P144: W84, D32, L28. Win rate: 58 per cent
Trophies: Europa League 2017, League Cup 2017, Community Shield 2016

By win percentage and trophy haul, Mourinho is United’s most successful manager since Ferguson – successful in 58 per cent of his games, with a runner-up finish in the league, and adding a League Cup and Europa League double in 2016-17 having emulated Moyes by winning the Community Shield in his first game. His, though, was an erratic and ill-tempered spell, with a defensive style of play and fallings-out with players leaving the fans cold.

Ole Gunnar Solskjaer

P167: W91, D37, L39. Win rate: 54 per cent
Trophies: None

The much-loved former United striker proved almost the inverse of his predecessor, with a fluid and attacking style of play but inconsistent results on the field. A stunning spell as caretaker, winning 14 games out of 19 after replacing Mourinho, deservedly earned him the job on a permanent basis but he came nowhere near emulating that 74 per cent win rate from then on. He left his job in November after United won just three of his last 10 games and conceded 15 goals in the last six, the first United manager since Frank O’Farrell in the early 1970s not to add to the club’s trophy cabinet.

Ralf Rangnick

Ralf Rangnick, centre, during the Premier League game against Watford
Ralf Rangnick took the reins on a temporary basis (Nick Potts/PA)
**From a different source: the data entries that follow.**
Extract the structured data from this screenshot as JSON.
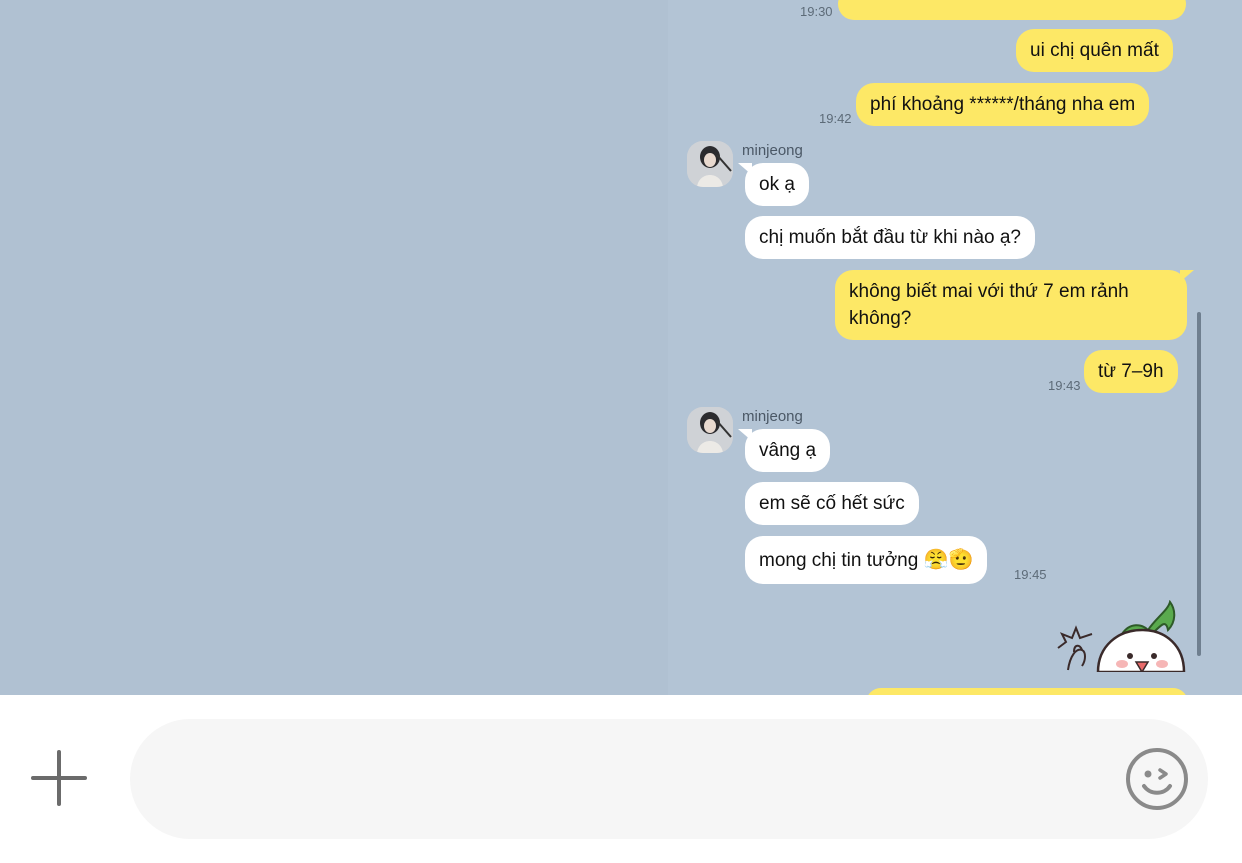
{
  "messages": {
    "cut_time": "19:30",
    "m1": "ui chị quên mất",
    "m2": "phí khoảng ******/tháng nha em",
    "t2": "19:42",
    "sender1": "minjeong",
    "m3": "ok ạ",
    "m4": "chị muốn bắt đầu từ khi nào ạ?",
    "m5_line1": "không biết mai với thứ 7 em rảnh",
    "m5_line2": "không?",
    "m6": "từ 7–9h",
    "t6": "19:43",
    "sender2": "minjeong",
    "m7": "vâng ạ",
    "m8": "em sẽ cố hết sức",
    "m9": "mong chị tin tưởng",
    "m9_emoji": "😤🫡",
    "t9": "19:45"
  },
  "input": {
    "placeholder": "",
    "value": ""
  },
  "icons": {
    "plus": "plus-icon",
    "emoji": "emoji-face-icon",
    "sticker": "radish-sticker"
  },
  "colors": {
    "chat_background": "#b0c1d2",
    "my_bubble": "#fde866",
    "their_bubble": "#ffffff"
  }
}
P24: W10, D9, L5. Win rate: 41 per cent
Trophies: None

Michael Carrick’s three games as caretaker before the appointment of an interim manager were a curious interlude. Rangnick was tasked with seeing out this season before moving into a consultancy role with the club and began with five games unbeaten, but while United have lost only five games under his stewardship, they have drawn far too many – including one against Middlesbrough in the FA Cup which led to a disappointing exit on penalties.